Another potential limitation is the possible misclassification of COPD. To reduce this bias, we developed and validated an algorithm that required utilization of COPD, concomitant treatment with COPD medications, and a physician diagnosis of COPD; then further limited the analysis to persons with pulmonary function obstruction meeting criteria for GOLD 1 disease or greater.11,12
Moreover, a sensitivity analysis limited to GOLD 3–4 only did not yield substantively different results.

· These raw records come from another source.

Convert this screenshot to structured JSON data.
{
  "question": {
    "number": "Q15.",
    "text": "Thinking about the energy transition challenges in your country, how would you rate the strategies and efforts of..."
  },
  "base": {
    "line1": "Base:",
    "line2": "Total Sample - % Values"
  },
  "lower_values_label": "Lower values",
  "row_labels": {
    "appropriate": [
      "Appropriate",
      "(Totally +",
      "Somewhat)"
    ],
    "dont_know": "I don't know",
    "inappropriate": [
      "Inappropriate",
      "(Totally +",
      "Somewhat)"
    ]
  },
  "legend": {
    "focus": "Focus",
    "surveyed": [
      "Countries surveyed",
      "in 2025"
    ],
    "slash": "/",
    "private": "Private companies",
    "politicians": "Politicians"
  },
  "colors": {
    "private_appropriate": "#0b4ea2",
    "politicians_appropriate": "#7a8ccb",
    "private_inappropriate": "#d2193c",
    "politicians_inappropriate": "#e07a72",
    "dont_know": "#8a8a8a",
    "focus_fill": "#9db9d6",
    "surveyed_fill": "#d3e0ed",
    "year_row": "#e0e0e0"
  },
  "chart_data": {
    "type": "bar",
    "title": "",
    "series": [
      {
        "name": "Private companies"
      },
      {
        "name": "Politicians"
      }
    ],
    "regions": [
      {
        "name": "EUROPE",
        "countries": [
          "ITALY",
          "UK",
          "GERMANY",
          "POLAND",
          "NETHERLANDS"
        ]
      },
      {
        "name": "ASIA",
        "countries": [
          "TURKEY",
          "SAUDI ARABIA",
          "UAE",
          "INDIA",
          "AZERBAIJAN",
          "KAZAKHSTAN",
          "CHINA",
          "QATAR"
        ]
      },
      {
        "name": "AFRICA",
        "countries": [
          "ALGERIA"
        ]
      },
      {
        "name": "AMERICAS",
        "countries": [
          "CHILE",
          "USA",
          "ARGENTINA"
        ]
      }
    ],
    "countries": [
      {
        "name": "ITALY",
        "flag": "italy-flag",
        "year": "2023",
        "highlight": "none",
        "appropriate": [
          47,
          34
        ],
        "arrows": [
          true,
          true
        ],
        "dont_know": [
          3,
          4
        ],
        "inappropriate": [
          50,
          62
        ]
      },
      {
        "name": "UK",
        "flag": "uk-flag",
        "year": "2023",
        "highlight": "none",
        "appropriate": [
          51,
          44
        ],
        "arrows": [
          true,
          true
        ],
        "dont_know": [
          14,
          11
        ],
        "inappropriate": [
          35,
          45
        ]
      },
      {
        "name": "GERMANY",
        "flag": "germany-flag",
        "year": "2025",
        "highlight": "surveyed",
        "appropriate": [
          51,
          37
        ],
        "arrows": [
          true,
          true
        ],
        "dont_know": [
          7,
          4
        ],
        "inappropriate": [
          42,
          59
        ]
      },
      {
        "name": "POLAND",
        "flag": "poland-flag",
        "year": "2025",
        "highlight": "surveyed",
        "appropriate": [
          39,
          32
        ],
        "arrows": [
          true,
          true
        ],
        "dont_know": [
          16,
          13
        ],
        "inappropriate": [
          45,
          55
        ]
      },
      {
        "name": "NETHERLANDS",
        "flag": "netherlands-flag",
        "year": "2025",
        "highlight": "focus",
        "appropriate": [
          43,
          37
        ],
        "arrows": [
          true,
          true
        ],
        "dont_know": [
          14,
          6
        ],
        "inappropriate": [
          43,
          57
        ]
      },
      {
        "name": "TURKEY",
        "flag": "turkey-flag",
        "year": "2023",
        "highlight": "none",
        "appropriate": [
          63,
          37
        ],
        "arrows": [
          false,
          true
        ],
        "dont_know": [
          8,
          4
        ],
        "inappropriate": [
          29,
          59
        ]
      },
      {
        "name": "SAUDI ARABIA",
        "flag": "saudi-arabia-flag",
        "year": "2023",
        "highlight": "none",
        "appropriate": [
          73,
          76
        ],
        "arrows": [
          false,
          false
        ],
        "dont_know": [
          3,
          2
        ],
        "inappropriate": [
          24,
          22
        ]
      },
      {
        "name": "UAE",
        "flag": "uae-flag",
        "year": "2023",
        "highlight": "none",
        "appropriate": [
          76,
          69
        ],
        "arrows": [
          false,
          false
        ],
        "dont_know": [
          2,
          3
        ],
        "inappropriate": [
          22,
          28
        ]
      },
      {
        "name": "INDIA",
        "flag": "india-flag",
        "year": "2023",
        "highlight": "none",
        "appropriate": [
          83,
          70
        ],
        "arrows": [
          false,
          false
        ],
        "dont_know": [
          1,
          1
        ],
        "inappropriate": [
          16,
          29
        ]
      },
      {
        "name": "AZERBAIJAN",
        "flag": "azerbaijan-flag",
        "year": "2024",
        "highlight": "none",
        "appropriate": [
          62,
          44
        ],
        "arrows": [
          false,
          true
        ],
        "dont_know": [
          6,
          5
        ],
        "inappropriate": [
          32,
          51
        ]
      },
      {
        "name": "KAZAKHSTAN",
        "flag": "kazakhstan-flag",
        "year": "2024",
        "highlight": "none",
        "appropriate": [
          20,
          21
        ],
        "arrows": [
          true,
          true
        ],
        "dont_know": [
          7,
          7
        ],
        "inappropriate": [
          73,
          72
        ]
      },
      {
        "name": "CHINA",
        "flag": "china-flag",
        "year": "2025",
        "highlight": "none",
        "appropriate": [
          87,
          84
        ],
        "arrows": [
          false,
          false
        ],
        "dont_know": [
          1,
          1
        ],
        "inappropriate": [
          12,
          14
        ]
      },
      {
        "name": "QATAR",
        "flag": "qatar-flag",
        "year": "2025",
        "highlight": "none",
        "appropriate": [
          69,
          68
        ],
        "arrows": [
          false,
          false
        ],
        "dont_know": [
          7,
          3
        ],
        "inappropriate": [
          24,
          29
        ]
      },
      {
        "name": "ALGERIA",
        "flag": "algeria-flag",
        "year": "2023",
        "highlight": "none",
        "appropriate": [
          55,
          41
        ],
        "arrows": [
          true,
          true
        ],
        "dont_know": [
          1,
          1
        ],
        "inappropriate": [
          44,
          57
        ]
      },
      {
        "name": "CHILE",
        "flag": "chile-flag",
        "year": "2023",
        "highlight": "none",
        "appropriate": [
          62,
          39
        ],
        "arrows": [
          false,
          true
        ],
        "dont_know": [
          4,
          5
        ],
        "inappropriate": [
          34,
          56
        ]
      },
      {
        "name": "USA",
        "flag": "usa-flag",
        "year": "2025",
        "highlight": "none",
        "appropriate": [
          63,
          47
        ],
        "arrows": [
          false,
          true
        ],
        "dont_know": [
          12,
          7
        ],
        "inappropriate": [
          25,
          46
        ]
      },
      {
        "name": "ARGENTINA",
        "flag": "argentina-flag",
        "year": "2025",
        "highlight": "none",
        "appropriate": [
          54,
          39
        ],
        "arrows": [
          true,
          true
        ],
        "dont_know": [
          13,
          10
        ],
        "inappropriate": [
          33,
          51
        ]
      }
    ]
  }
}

Because our study population was relatively young with a broad spectrum of COPD severity, our findings have implications particularly relevant for disability prevention. For patients with severe COPD, pulmonary rehabilitation programs lead to improved exercise tolerance and health related quality of life.46,47
Evaluations of the exercise component of pulmonary rehabilitation programs have shown strength training of the lower extremities leads to improved muscle function and improvements in measures of submaximal and maximal exercise capacity in patients with COPD.46,48
While strength training of the respiratory muscles has been shown to improve inspiratory muscle function,49
translating these findings into improved exercise capacity beyond the gains afforded by general exercise in pulmonary rehabilitation programs has yet to be convincingly demonstrated.50,51
Targeting improved exercise capacity through pulmonary rehabilitation in patients with less severe disease has not yet been rigorously evaluated. Our findings suggest that earlier attention to skeletal muscle strength could be an important component of disability prevention. Future studies might focus on strength and/or endurance training of skeletal muscles to prevent or retard the loss of exercise capacity and lower extremity functioning in patients with earlier stages of disease. Our findings also suggest that clinicians might consider measuring leg muscle strength and/or recommending leg strengthening exercises to patients with COPD with complaints of exercise limitations irrespective of gender or their formal GOLD staging. Because we found that both respiratory and lower extremity skeletal muscles have independent effects on exercise capacity, our findings suggest that attention to both muscle groups might be important in maximizing the potential benefit of disability prevention programs.